What is also disturbing in this vastly unequal distribution of voters by constituencies is that while the voters in Belize City are granted vastly unequal power in their votes, there are divisions in other districts that are strongly marginalized. Notably, Stann Creek West at 162%, and Belmopan at 148%, Belize Rural South at 142%, Cayo Central at 139% and Orange Walk North at 139% are severely malapportioned, which makes the people in those divisions the most under-represented in the legislature.
In fact, with the exception of Corozal Bay, Corozal South West, Orange Walk Central, Cayo West, Cayo North East, and Dangriga, which are fairly near the 100% of average number of voters, all other constituencies outside the Belize District are significantly above 100% of the average number of voters required.

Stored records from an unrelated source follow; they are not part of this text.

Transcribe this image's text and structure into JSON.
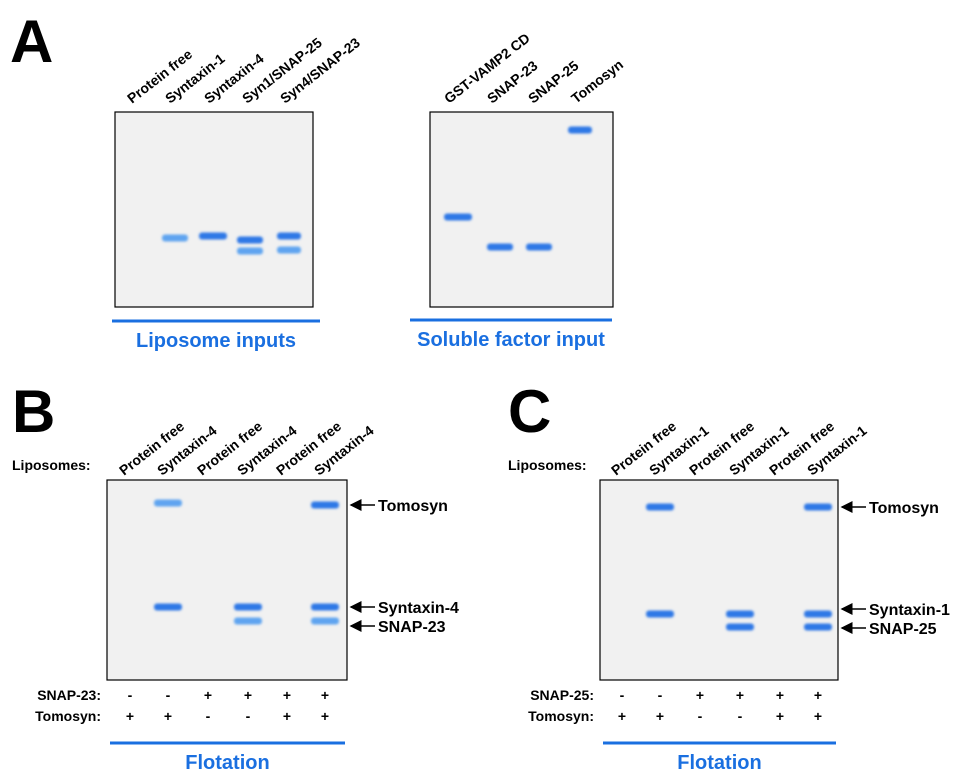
{
  "panels": [
    {
      "label": "A",
      "gels": [
        {
          "lanes": [
            "Protein free",
            "Syntaxin-1",
            "Syntaxin-4",
            "Syn1/SNAP-25",
            "Syn4/SNAP-23"
          ],
          "caption": "Liposome inputs"
        },
        {
          "lanes": [
            "GST-VAMP2 CD",
            "SNAP-23",
            "SNAP-25",
            "Tomosyn"
          ],
          "caption": "Soluble factor input"
        }
      ]
    },
    {
      "label": "B",
      "row_label": "Liposomes:",
      "lanes": [
        "Protein free",
        "Syntaxin-4",
        "Protein free",
        "Syntaxin-4",
        "Protein free",
        "Syntaxin-4"
      ],
      "band_labels": [
        "Tomosyn",
        "Syntaxin-4",
        "SNAP-23"
      ],
      "conditions": [
        {
          "name": "SNAP-23:",
          "signs": [
            "-",
            "-",
            "+",
            "+",
            "+",
            "+"
          ]
        },
        {
          "name": "Tomosyn:",
          "signs": [
            "+",
            "+",
            "-",
            "-",
            "+",
            "+"
          ]
        }
      ],
      "caption": "Flotation"
    },
    {
      "label": "C",
      "row_label": "Liposomes:",
      "lanes": [
        "Protein free",
        "Syntaxin-1",
        "Protein free",
        "Syntaxin-1",
        "Protein free",
        "Syntaxin-1"
      ],
      "band_labels": [
        "Tomosyn",
        "Syntaxin-1",
        "SNAP-25"
      ],
      "conditions": [
        {
          "name": "SNAP-25:",
          "signs": [
            "-",
            "-",
            "+",
            "+",
            "+",
            "+"
          ]
        },
        {
          "name": "Tomosyn:",
          "signs": [
            "+",
            "+",
            "-",
            "-",
            "+",
            "+"
          ]
        }
      ],
      "caption": "Flotation"
    }
  ]
}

Table 2, which calculates the number of area representatives for each constituency, reveals that with its total number of 32,304 registered voters, Belize City ought to be redistricted to have 6 area representatives; not 10 as it currently has. It also shows that Cayo District, with 40,684 registered voters (or 25% more voters than Belize City), ought to have 8 area representatives and not 6, as it currently has. The Toledo and Stann Creek districts both ought to gain an additional area representative — up from the current 2 area representatives to 3. This is especially so in the Toledo District, because of the large number of villages spaced out through a wide geographic area, indeed a far wider area than those divisions in Belize City.

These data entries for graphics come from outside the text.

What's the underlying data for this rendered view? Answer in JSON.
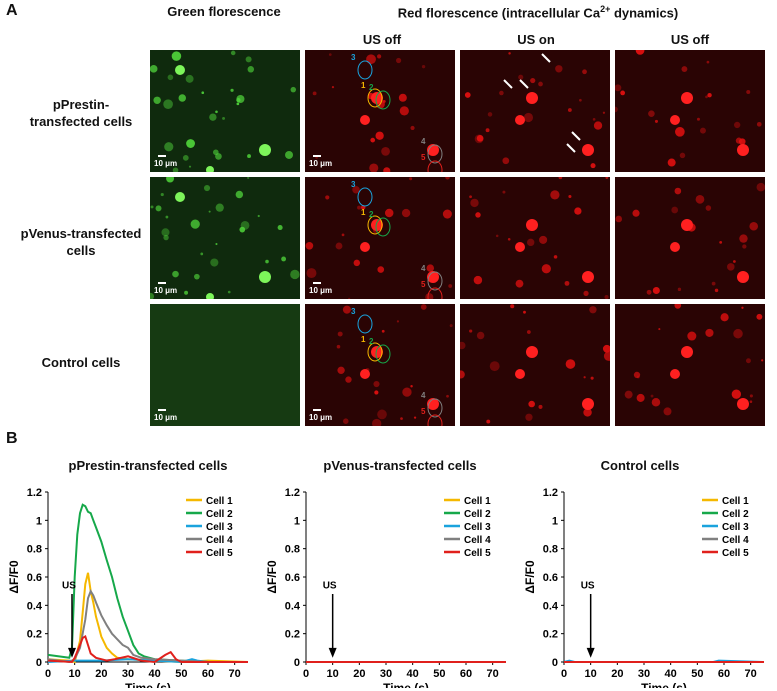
{
  "panel_a": {
    "letter": "A",
    "green_header": "Green florescence",
    "red_header_main": "Red florescence (intracellular Ca",
    "red_header_sup": "2+",
    "red_header_tail": " dynamics)",
    "col_labels": [
      "US off",
      "US on",
      "US off"
    ],
    "rows": [
      {
        "label_line1": "pPrestin-",
        "label_line2": "transfected cells"
      },
      {
        "label_line1": "pVenus-transfected",
        "label_line2": "cells"
      },
      {
        "label_line1": "Control cells",
        "label_line2": ""
      }
    ],
    "scale_bar": "10 μm",
    "cell_numbers": [
      "1",
      "2",
      "3",
      "4",
      "5"
    ]
  },
  "panel_b": {
    "letter": "B"
  },
  "colors": {
    "cell1": "#f5b800",
    "cell2": "#16a84a",
    "cell3": "#1aa3dd",
    "cell4": "#808080",
    "cell5": "#e0201c"
  },
  "chart_data": [
    {
      "type": "line",
      "title": "pPrestin-transfected cells",
      "xlabel": "Time (s)",
      "ylabel": "ΔF/F0",
      "xlim": [
        0,
        75
      ],
      "ylim": [
        0,
        1.2
      ],
      "xticks": [
        "0",
        "10",
        "20",
        "30",
        "40",
        "50",
        "60",
        "70"
      ],
      "yticks": [
        "0",
        "0.2",
        "0.4",
        "0.6",
        "0.8",
        "1",
        "1.2"
      ],
      "annotation": "US",
      "annotation_x": 9,
      "legend_position": "top-right",
      "series": [
        {
          "name": "Cell 1",
          "x": [
            0,
            8,
            10,
            12,
            13,
            14,
            15,
            16,
            17,
            18,
            19,
            20,
            22,
            24,
            26,
            30,
            40,
            50,
            60,
            75
          ],
          "y": [
            0.02,
            0.01,
            0.0,
            0.15,
            0.35,
            0.55,
            0.63,
            0.5,
            0.42,
            0.32,
            0.25,
            0.18,
            0.1,
            0.06,
            0.03,
            0.02,
            0.01,
            0.0,
            0.01,
            0.0
          ]
        },
        {
          "name": "Cell 2",
          "x": [
            0,
            8,
            9,
            10,
            11,
            12,
            13,
            14,
            15,
            16,
            17,
            18,
            20,
            22,
            24,
            26,
            28,
            30,
            32,
            34,
            36,
            40,
            50,
            60,
            75
          ],
          "y": [
            0.05,
            0.03,
            0.1,
            0.6,
            0.9,
            1.05,
            1.11,
            1.1,
            1.06,
            1.05,
            1.0,
            0.95,
            0.85,
            0.72,
            0.6,
            0.45,
            0.32,
            0.22,
            0.12,
            0.06,
            0.04,
            0.02,
            0.01,
            0.0,
            0.0
          ]
        },
        {
          "name": "Cell 3",
          "x": [
            0,
            10,
            20,
            30,
            40,
            50,
            54,
            56,
            60,
            75
          ],
          "y": [
            0.0,
            0.01,
            0.01,
            0.02,
            0.01,
            0.0,
            0.02,
            0.01,
            0.0,
            0.0
          ]
        },
        {
          "name": "Cell 4",
          "x": [
            0,
            8,
            10,
            12,
            14,
            15,
            16,
            17,
            18,
            20,
            22,
            24,
            26,
            28,
            30,
            32,
            35,
            40,
            50,
            60,
            75
          ],
          "y": [
            0.02,
            0.0,
            0.02,
            0.1,
            0.3,
            0.45,
            0.5,
            0.47,
            0.42,
            0.33,
            0.26,
            0.2,
            0.16,
            0.12,
            0.1,
            0.05,
            0.03,
            0.02,
            0.01,
            0.0,
            0.0
          ]
        },
        {
          "name": "Cell 5",
          "x": [
            0,
            9,
            10,
            12,
            13,
            14,
            15,
            16,
            18,
            20,
            22,
            25,
            30,
            35,
            40,
            44,
            46,
            48,
            50,
            60,
            75
          ],
          "y": [
            0.01,
            0.0,
            0.03,
            0.12,
            0.17,
            0.18,
            0.12,
            0.06,
            0.03,
            0.02,
            0.01,
            0.02,
            0.04,
            0.01,
            0.0,
            0.05,
            0.07,
            0.02,
            0.0,
            0.0,
            0.0
          ]
        }
      ]
    },
    {
      "type": "line",
      "title": "pVenus-transfected cells",
      "xlabel": "Time (s)",
      "ylabel": "ΔF/F0",
      "xlim": [
        0,
        75
      ],
      "ylim": [
        0,
        1.2
      ],
      "xticks": [
        "0",
        "10",
        "20",
        "30",
        "40",
        "50",
        "60",
        "70"
      ],
      "yticks": [
        "0",
        "0.2",
        "0.4",
        "0.6",
        "0.8",
        "1",
        "1.2"
      ],
      "annotation": "US",
      "annotation_x": 10,
      "legend_position": "top-right",
      "series": [
        {
          "name": "Cell 1",
          "x": [
            0,
            75
          ],
          "y": [
            0.0,
            0.0
          ]
        },
        {
          "name": "Cell 2",
          "x": [
            0,
            75
          ],
          "y": [
            0.0,
            0.0
          ]
        },
        {
          "name": "Cell 3",
          "x": [
            0,
            75
          ],
          "y": [
            0.0,
            0.0
          ]
        },
        {
          "name": "Cell 4",
          "x": [
            0,
            75
          ],
          "y": [
            0.0,
            0.0
          ]
        },
        {
          "name": "Cell 5",
          "x": [
            0,
            75
          ],
          "y": [
            0.0,
            0.0
          ]
        }
      ]
    },
    {
      "type": "line",
      "title": "Control cells",
      "xlabel": "Time (s)",
      "ylabel": "ΔF/F0",
      "xlim": [
        0,
        75
      ],
      "ylim": [
        0,
        1.2
      ],
      "xticks": [
        "0",
        "10",
        "20",
        "30",
        "40",
        "50",
        "60",
        "70"
      ],
      "yticks": [
        "0",
        "0.2",
        "0.4",
        "0.6",
        "0.8",
        "1",
        "1.2"
      ],
      "annotation": "US",
      "annotation_x": 10,
      "legend_position": "top-right",
      "series": [
        {
          "name": "Cell 1",
          "x": [
            0,
            75
          ],
          "y": [
            0.0,
            0.0
          ]
        },
        {
          "name": "Cell 2",
          "x": [
            0,
            75
          ],
          "y": [
            0.0,
            0.0
          ]
        },
        {
          "name": "Cell 3",
          "x": [
            0,
            2,
            4,
            56,
            58,
            75
          ],
          "y": [
            0.0,
            0.01,
            0.0,
            0.0,
            0.01,
            0.0
          ]
        },
        {
          "name": "Cell 4",
          "x": [
            0,
            75
          ],
          "y": [
            0.0,
            0.0
          ]
        },
        {
          "name": "Cell 5",
          "x": [
            0,
            75
          ],
          "y": [
            0.0,
            0.0
          ]
        }
      ]
    }
  ]
}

How did this situation occur? In the census of 1961, when the population of the country was 90,400, the population of Belize City alone was 32,824, or a little over one-third (36% to be exact) of the entire population of the country. Belize District, with a population of 40,200 in 1961, was nearly 3 times the population of the Cayo District, with a population of 11,700, and at least four times that of every other district. During those years, of the total of 18 constituencies, 6 constituencies (or 1 of 3 countrywide) were in Belize City alone, and 2 were in Belize Rural, while the remaining 10 constituencies represented 2 from each of five other districts. (Source: Portfolio of Information on British Honduras, Government Information Service, Belize City, 1961). Since then, although there has been a large shift in population spread through each district, the hogging up by Belize City of one-third of the total number of legislative seats remains a disturbing status quo and a blatant violation of the Constitution.

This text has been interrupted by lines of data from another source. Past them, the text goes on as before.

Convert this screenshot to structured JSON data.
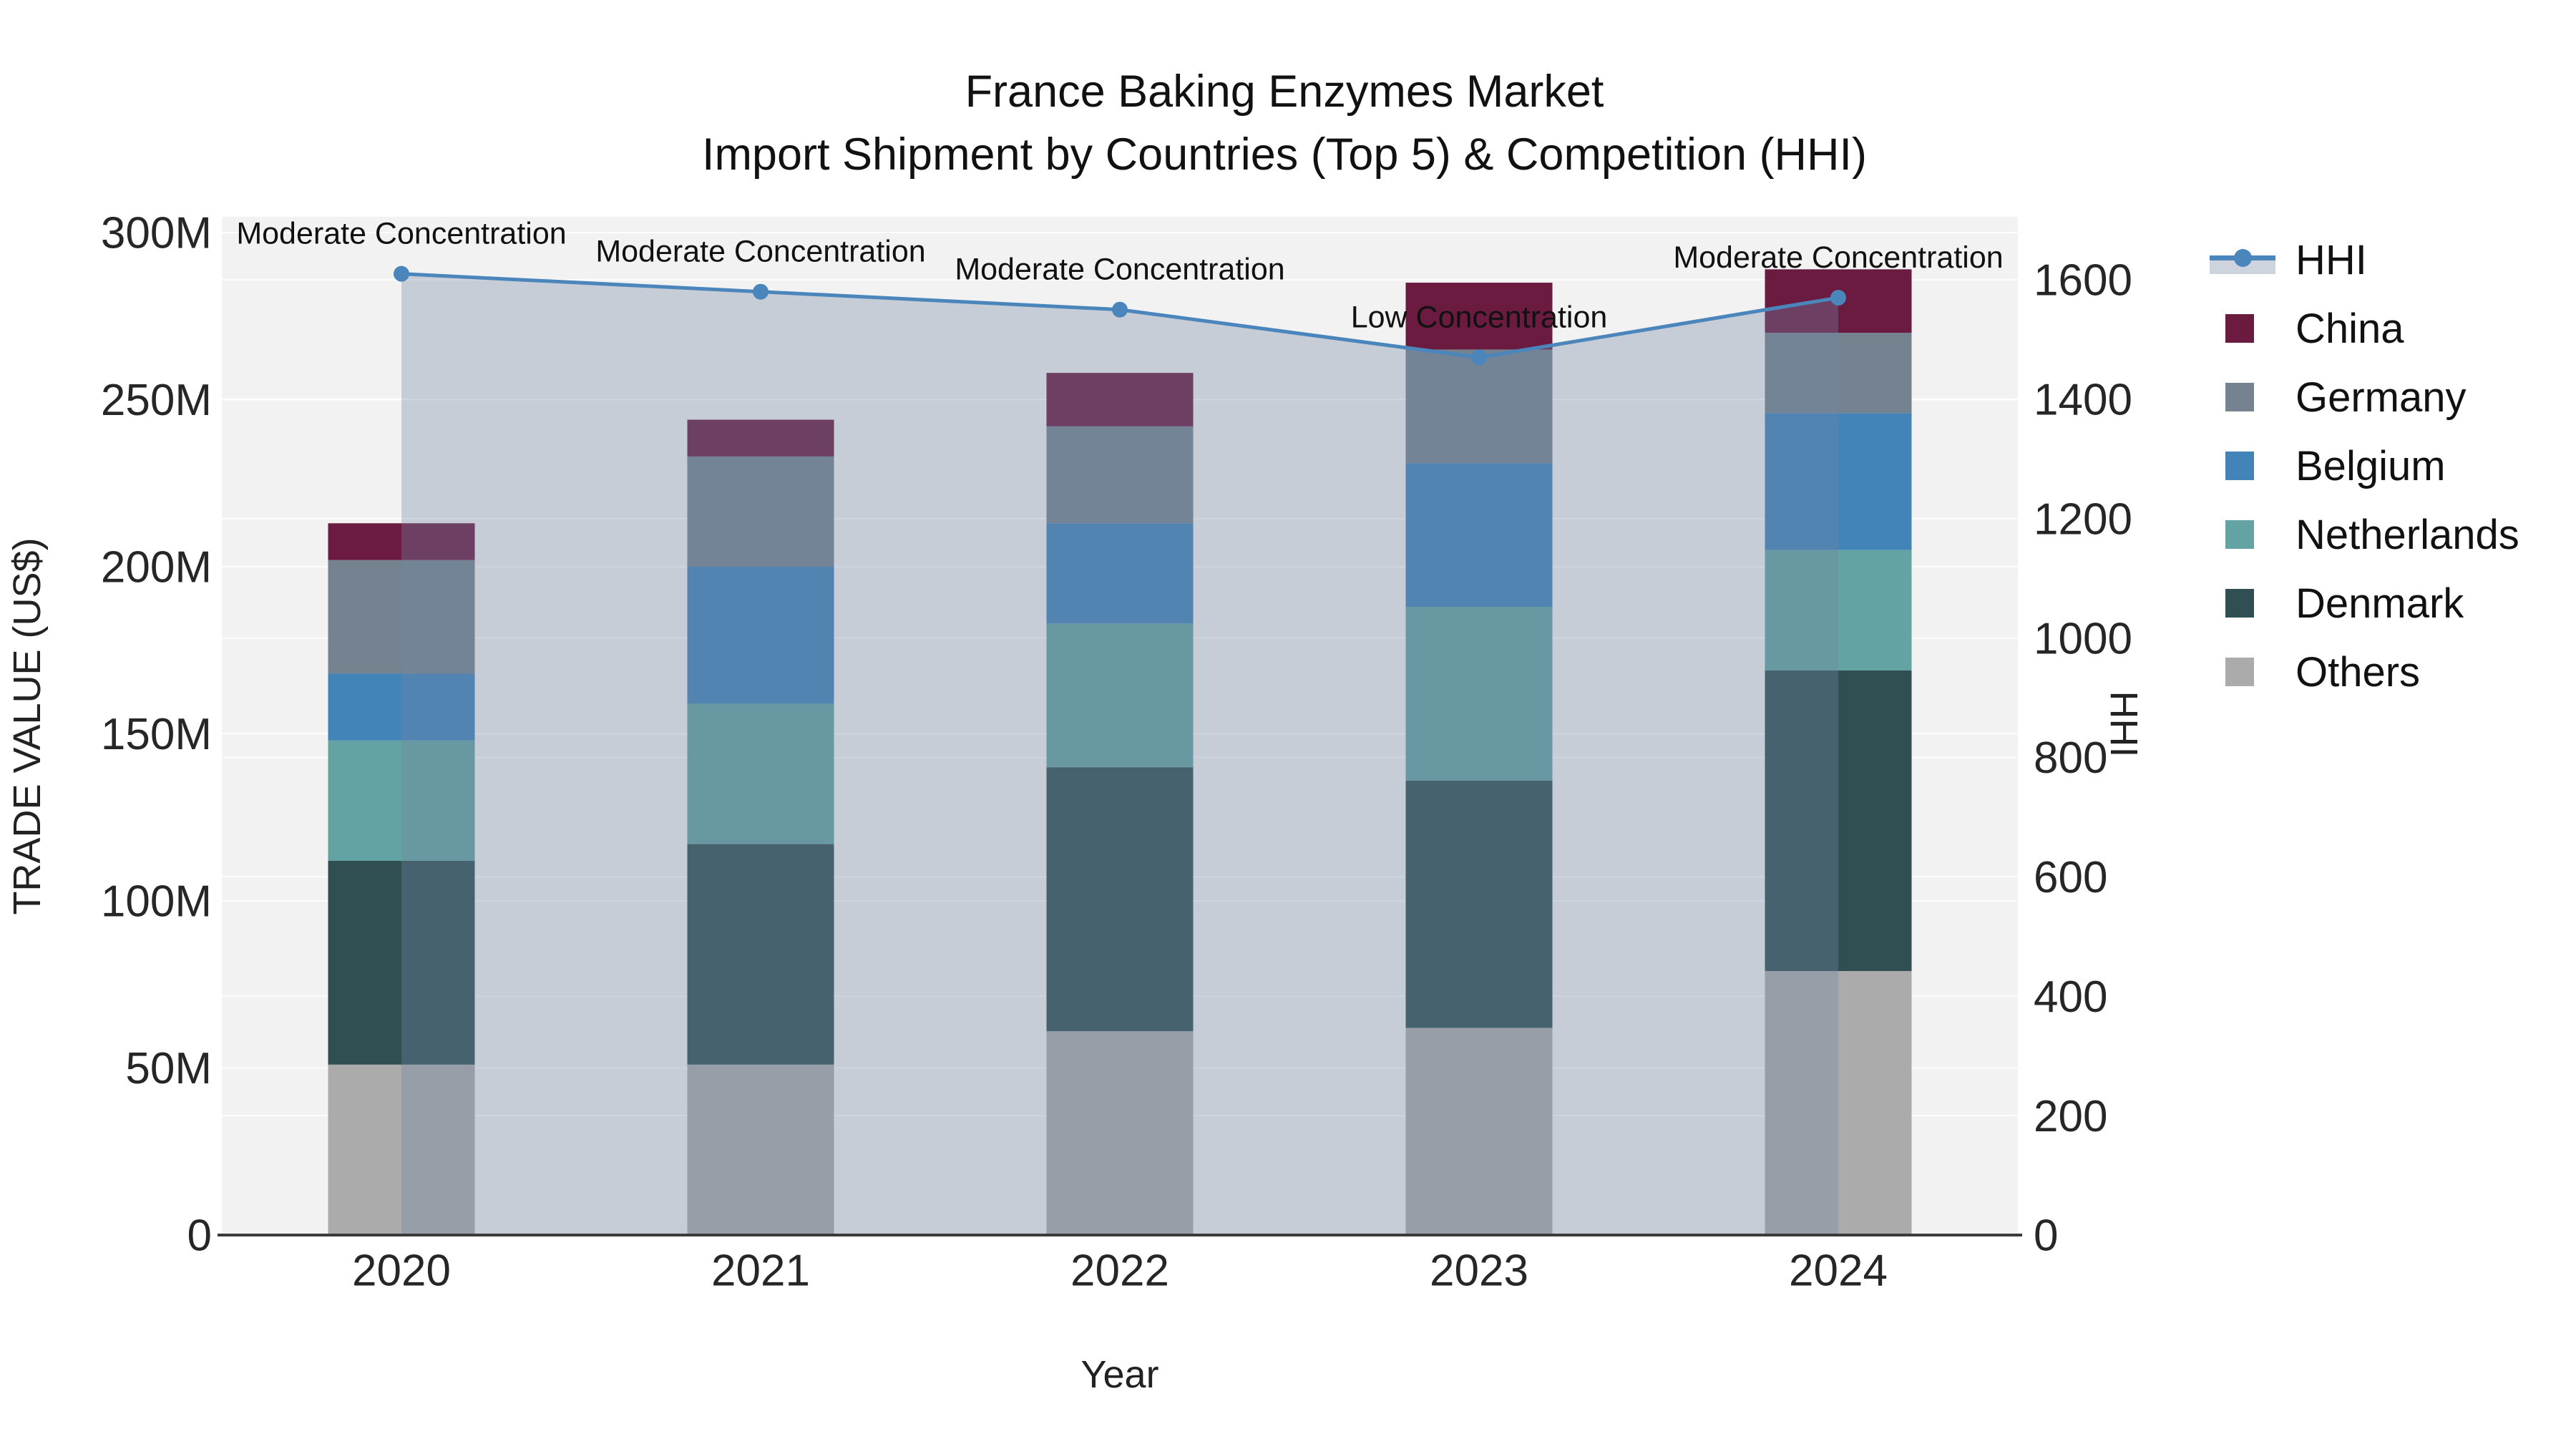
{
  "title": {
    "line1": "France Baking Enzymes Market",
    "line2": "Import Shipment by Countries (Top 5) & Competition (HHI)"
  },
  "axes": {
    "x": {
      "title": "Year",
      "categories": [
        "2020",
        "2021",
        "2022",
        "2023",
        "2024"
      ]
    },
    "y_left": {
      "title": "TRADE VALUE (US$)",
      "range": [
        0,
        300
      ],
      "ticks": [
        {
          "value": 0,
          "label": "0"
        },
        {
          "value": 50,
          "label": "50M"
        },
        {
          "value": 100,
          "label": "100M"
        },
        {
          "value": 150,
          "label": "150M"
        },
        {
          "value": 200,
          "label": "200M"
        },
        {
          "value": 250,
          "label": "250M"
        },
        {
          "value": 300,
          "label": "300M"
        }
      ]
    },
    "y_right": {
      "title": "HHI",
      "range": [
        0,
        1600
      ],
      "ticks": [
        {
          "value": 0,
          "label": "0"
        },
        {
          "value": 200,
          "label": "200"
        },
        {
          "value": 400,
          "label": "400"
        },
        {
          "value": 600,
          "label": "600"
        },
        {
          "value": 800,
          "label": "800"
        },
        {
          "value": 1000,
          "label": "1000"
        },
        {
          "value": 1200,
          "label": "1200"
        },
        {
          "value": 1400,
          "label": "1400"
        },
        {
          "value": 1600,
          "label": "1600"
        }
      ]
    }
  },
  "legend": {
    "items": [
      {
        "label": "HHI",
        "symbol": "line-marker",
        "line_color": "#4A86BB",
        "fill_color": "#CDD4DE"
      },
      {
        "label": "China",
        "symbol": "square",
        "color": "#6B1B40"
      },
      {
        "label": "Germany",
        "symbol": "square",
        "color": "#74838F"
      },
      {
        "label": "Belgium",
        "symbol": "square",
        "color": "#4283B8"
      },
      {
        "label": "Netherlands",
        "symbol": "square",
        "color": "#63A3A3"
      },
      {
        "label": "Denmark",
        "symbol": "square",
        "color": "#2F4F52"
      },
      {
        "label": "Others",
        "symbol": "square",
        "color": "#ABABAB"
      }
    ]
  },
  "chart_data": {
    "type": "bar",
    "subtype": "stacked-bar-with-line",
    "unit": "Million US$",
    "categories": [
      "2020",
      "2021",
      "2022",
      "2023",
      "2024"
    ],
    "series": [
      {
        "name": "Others",
        "color": "#ABABAB",
        "values": [
          51,
          51,
          61,
          62,
          79
        ]
      },
      {
        "name": "Denmark",
        "color": "#2F4F52",
        "values": [
          61,
          66,
          79,
          74,
          90
        ]
      },
      {
        "name": "Netherlands",
        "color": "#63A3A3",
        "values": [
          36,
          42,
          43,
          52,
          36
        ]
      },
      {
        "name": "Belgium",
        "color": "#4283B8",
        "values": [
          20,
          41,
          30,
          43,
          41
        ]
      },
      {
        "name": "Germany",
        "color": "#74838F",
        "values": [
          34,
          33,
          29,
          34,
          24
        ]
      },
      {
        "name": "China",
        "color": "#6B1B40",
        "values": [
          11,
          11,
          16,
          20,
          19
        ]
      }
    ],
    "stack_totals": [
      213,
      244,
      258,
      285,
      289
    ],
    "hhi": {
      "name": "HHI",
      "color": "#4A86BB",
      "area_fill": "rgba(113,134,163,0.34)",
      "values": [
        1610,
        1580,
        1550,
        1470,
        1570
      ]
    },
    "annotations": [
      "Moderate Concentration",
      "Moderate Concentration",
      "Moderate Concentration",
      "Low Concentration",
      "Moderate Concentration"
    ],
    "title": "France Baking Enzymes Market — Import Shipment by Countries (Top 5) & Competition (HHI)",
    "xlabel": "Year",
    "ylabel_left": "TRADE VALUE (US$)",
    "ylabel_right": "HHI",
    "ylim_left": [
      0,
      300
    ],
    "ylim_right": [
      0,
      1600
    ],
    "grid": true,
    "legend_position": "right"
  }
}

The Constitution of Belize, Section 90 (1), guarantees every citizen an equal political voice. In accordance with the Constitution, the securing of this equal political voice includes, “dividing Belize into electoral divisions in such a way that each electoral division shall have as nearly as may be an equal number of persons eligible to vote”.
The Constitution is meant to safeguard the rights of the citizens. It also binds every elected official to comply with our supreme law. It is not meant for any government to decide whether it should or should not obey the Constitution at its discretion. Likewise it is not even for the Elections and Boundaries Commission and Department to blatantly and conveniently flaunt the Constitution. As servants of the people, all members of the National Assembly are sworn to abide by the supreme law of the country, even if unions, the business community, bar association, media, civil society and the citizens at large are dozed off in a full-belly sleep of apathy such as not to assert the rights that are enshrined in the Constitution. As the gross inequalities in the Table 1 & 2 show, redistricting is long overdue and must be done.